Foto de Evandro Teixeira
Talvez por ser demasiadamente popular, o futebol consegue concentrar alguns mitos e preconceitos. Muita gente, principalmente os viajantes da teoria da conspiração, por exemplo, classificam o esporte como um meio de alienação de massa. Outros, no entanto, gênios da objetividade, conseguem ver apenas 22 pessoas correndo atrás da bola. Respeito todas as opiniões, mas acho que o futebol é muito maior que todas as teses e hipóteses. Acho inclusive, que não é possível explicar o futebol, apenas vive-lo.
Abaixo um texto genial, onde o futebol e a vida de uma família argentina se misturam. Ele foi escrito em 2004, por Mirta Bertotti, uma dona de casa de 52 anos, cheia de vida, simpática e carismática, que divide seu tempo entre a cozinha e o computador, onde atualiza o seu “weblog de uma mujer gorda”. Na ocasião, Maradona estava entre a vida e a morte no hospital, reflexo do uso excessivo de drogas.
Viver para contar
Ao Zacarias, o vi chorar três na vida. Quando lhe disseram que Nacho era menino, quando você meteu o segundo nos ingleses e quando te expulsaram da Copa de 94. Assim que, dê-se conta: graças a você descobri que o meu marido tinha sangue nas veias. Por isso, se ele reza, eu rezo. E não me importa se outra vez há de rezar por você. Nesta casa, quando meu marido diz que há que acender duas velas, acendem-se duas velas.
Você não é o santo de minha devoção, já te disse mil vezes; e sempre te achei uma boa bosta porque você é um fanfarrão, um boca suja. O Zacarias me diz que se eu gostasse de futebol seria outra coisa, que você em campo era algo inominável, de outro mundo, eras capaz de enlouquecer as leis da física e bla bla blá. Mas, por esse lado, ninguém me convence. Sou uma senhora, não entendo e nem quero entender de pelotas. Por outro lado, há outras coisas que, sim, entendo. E por essas coisas rezo as noites. Mas atenção: não é por você. Sabe por que rezo? Porque houve momentos em que não tivemos nada sobre a mesa – e você dava alegria a minha família.
Alfonsín estava fazendo estragos e, graças a Deus, justamente nos caiu do céu uma Copa do Mundo, que ganhaste de ponta a ponta. Para mim foi um inverno horrível, porque somente podia servir caldinho de acelga no almoço e no jantar. Mas se hoje pergunto ao Nacho ou Zacarias do que se recordam daquele inverno, eles falam no seu nome, enchem a boca para falar de você, sorriem... Não se recordam de outra coisa, não tem a menor idéia de que passaram fome.
Do lado de fora, na porta da clinica onde respirar por um tubinho, está cheio de jornalistas estrangeiros tirando fotos de um mundo de gente que acende velas e passa a madrugada recitando o rosário. Às vezes me dá um pouco de vergonha que o resto do mundo creia que somos tão simplórios, tão cabeludos. Mas depois me dá vontade de explicar ao mundo que ninguém reza pelo boca-suja, nem mesmo pelo fanfarrão. Tenho vontade de explicar ao mundo que, das poucas alegrias que tivemos nos últimos anos, quase todas vieram com a sua assinatura.
Como nos custa entrar em acordo em alguma coisa, rirmos ou chorarmos pelas mesmas coisas. Como nos custar cantar “Argentina, Argentina” e, ao mesmo tempo, sentir que nosso peito se estufa. E fazer força pelo mesmo, e querer ser os melhores, e se estrebuchar de raiva.

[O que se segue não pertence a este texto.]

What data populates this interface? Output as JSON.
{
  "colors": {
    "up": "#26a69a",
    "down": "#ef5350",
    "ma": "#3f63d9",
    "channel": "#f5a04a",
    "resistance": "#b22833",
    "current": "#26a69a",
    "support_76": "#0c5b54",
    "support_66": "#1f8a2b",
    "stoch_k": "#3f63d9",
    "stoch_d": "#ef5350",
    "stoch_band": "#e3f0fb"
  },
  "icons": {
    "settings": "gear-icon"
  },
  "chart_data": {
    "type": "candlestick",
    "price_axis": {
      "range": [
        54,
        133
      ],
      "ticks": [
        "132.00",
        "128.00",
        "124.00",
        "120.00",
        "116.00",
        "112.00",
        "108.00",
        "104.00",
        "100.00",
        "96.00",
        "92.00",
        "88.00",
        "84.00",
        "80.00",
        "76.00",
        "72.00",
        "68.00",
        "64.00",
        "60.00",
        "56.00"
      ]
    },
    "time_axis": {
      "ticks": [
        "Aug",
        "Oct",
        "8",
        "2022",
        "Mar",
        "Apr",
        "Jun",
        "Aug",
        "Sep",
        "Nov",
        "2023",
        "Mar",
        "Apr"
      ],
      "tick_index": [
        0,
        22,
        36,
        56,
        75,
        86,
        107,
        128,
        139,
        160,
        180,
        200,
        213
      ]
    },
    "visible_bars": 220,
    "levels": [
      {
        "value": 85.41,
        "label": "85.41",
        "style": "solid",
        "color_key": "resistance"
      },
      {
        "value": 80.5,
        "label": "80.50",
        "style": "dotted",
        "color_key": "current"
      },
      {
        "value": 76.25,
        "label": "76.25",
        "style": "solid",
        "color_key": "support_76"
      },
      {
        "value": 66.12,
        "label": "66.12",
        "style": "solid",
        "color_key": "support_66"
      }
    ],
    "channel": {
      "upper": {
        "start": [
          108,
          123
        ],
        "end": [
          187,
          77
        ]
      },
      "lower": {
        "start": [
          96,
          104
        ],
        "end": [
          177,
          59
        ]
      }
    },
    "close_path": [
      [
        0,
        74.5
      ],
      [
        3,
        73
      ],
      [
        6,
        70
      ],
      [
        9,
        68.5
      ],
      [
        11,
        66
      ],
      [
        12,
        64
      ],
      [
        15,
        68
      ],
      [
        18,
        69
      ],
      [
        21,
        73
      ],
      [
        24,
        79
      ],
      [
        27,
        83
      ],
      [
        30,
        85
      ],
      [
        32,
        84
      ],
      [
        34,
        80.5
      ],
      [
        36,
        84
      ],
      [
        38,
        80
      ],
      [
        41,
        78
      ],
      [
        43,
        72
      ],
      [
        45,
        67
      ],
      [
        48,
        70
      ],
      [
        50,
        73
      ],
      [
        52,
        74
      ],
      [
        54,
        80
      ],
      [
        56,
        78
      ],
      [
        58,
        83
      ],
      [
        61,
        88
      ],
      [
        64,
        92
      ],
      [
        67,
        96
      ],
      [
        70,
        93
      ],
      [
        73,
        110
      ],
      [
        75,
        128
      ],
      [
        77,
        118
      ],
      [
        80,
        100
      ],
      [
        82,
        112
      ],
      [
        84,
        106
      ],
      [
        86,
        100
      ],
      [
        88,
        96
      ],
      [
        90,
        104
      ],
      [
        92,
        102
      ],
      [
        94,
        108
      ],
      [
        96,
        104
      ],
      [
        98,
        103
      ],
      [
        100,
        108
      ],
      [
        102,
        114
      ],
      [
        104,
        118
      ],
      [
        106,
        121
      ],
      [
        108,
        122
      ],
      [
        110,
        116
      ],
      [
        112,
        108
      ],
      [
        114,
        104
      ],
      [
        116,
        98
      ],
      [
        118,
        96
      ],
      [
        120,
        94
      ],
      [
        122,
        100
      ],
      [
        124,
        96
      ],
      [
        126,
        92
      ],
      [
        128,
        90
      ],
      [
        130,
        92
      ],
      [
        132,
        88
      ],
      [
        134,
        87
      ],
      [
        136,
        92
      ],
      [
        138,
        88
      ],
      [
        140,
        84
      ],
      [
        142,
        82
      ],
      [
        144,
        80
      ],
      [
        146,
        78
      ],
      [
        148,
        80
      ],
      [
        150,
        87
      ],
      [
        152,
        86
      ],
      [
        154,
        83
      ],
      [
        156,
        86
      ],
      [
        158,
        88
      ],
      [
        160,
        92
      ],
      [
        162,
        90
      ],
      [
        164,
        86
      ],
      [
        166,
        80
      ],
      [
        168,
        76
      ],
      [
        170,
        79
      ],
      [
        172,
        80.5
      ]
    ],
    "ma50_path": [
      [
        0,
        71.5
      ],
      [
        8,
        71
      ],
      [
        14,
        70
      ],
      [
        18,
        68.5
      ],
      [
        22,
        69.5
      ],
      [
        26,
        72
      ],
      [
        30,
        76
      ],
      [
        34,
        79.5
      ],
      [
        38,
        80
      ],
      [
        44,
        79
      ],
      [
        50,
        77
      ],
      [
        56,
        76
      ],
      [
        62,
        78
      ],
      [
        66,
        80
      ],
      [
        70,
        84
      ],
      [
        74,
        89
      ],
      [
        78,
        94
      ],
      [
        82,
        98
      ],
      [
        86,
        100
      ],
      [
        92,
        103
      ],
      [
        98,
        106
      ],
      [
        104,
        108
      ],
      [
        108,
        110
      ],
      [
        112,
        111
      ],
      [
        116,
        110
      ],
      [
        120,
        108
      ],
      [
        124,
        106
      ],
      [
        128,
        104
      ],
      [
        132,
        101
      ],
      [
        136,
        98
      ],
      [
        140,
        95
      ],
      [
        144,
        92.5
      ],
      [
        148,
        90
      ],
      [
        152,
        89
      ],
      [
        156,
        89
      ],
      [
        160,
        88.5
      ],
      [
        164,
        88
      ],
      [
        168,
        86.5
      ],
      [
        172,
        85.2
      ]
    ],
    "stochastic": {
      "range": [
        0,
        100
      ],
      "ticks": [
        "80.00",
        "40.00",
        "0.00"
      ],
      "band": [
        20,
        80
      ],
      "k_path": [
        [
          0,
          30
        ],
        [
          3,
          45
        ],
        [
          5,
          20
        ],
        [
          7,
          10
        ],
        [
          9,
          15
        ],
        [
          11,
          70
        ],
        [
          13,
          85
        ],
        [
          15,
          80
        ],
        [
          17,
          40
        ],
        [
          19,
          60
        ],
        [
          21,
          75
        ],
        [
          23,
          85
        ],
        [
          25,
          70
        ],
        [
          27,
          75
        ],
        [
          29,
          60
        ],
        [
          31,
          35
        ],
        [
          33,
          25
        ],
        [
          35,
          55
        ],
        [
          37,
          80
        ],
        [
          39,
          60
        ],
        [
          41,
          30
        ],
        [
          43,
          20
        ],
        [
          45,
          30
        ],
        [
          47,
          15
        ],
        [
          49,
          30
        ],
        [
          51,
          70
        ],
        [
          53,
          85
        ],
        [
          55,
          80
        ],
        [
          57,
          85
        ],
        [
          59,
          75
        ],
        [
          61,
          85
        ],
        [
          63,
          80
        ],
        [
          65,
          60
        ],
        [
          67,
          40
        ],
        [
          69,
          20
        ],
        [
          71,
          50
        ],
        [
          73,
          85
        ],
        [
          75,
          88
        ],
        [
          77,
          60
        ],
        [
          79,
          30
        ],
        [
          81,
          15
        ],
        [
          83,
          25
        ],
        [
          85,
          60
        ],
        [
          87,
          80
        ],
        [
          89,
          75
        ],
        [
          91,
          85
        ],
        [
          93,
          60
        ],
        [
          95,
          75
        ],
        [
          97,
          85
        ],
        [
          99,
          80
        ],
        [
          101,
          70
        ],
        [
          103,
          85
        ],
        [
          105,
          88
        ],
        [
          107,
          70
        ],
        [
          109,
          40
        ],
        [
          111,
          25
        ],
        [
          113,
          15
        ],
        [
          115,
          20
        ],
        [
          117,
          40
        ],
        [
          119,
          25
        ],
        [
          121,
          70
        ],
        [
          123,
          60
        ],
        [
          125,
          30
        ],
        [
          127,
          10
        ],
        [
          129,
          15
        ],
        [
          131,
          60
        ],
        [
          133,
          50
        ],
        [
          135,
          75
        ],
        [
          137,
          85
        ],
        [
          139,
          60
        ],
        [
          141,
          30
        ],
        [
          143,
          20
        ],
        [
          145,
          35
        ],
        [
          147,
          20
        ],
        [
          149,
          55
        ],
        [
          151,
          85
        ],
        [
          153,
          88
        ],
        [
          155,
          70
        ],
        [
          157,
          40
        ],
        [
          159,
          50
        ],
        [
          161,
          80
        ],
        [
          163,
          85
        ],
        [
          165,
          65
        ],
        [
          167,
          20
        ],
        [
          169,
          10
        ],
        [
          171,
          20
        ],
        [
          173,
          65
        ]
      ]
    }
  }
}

No dia efedrina sai para a rua e, te juro pelos meus três filhos, pela primeira vez na vida vi todo mundo chorando. As pessoas andavam em silêncio e com o muco escorrendo do nariz. Todo um país murcho e mudo. Que esquisitos somos! – pensei. Mas me senti orgulhosa desse sangue que era meu, porque também chorava e não sabia desde quando.
Se até o Caio, que nunca te viu erguer uma Copa do Mundo, tem um pôster seu no quarto dele – e fala de você como se te houvesse vivido. Se até o Nonno te perdoou por ter mandado à puta que o pariu toda a Itália, ao vivo e a cores. Se, inclusive, o Nacho, que odeia futebol, sabe que você é mais que isso, e te defende... Como não vou rezar para que você se restabeleça?
Dentro de muitos anos, os filhos dos filhos da Sofia viverão em um País muito melhor do que o que temos agora. E ninguém se recordará de que era um fanfarrão e um boca-suja. Os livros escolares dirão de você somente o importante: que aqui uma vez nasceu um mestiço que jogava bola como ninguém, e que era capaz de reerguer um povo triste e deixa-lo louco de alegria, de fazê-lo feliz – inclusive nas épocas mais negras. Para que não morra esse sujeito, rezo.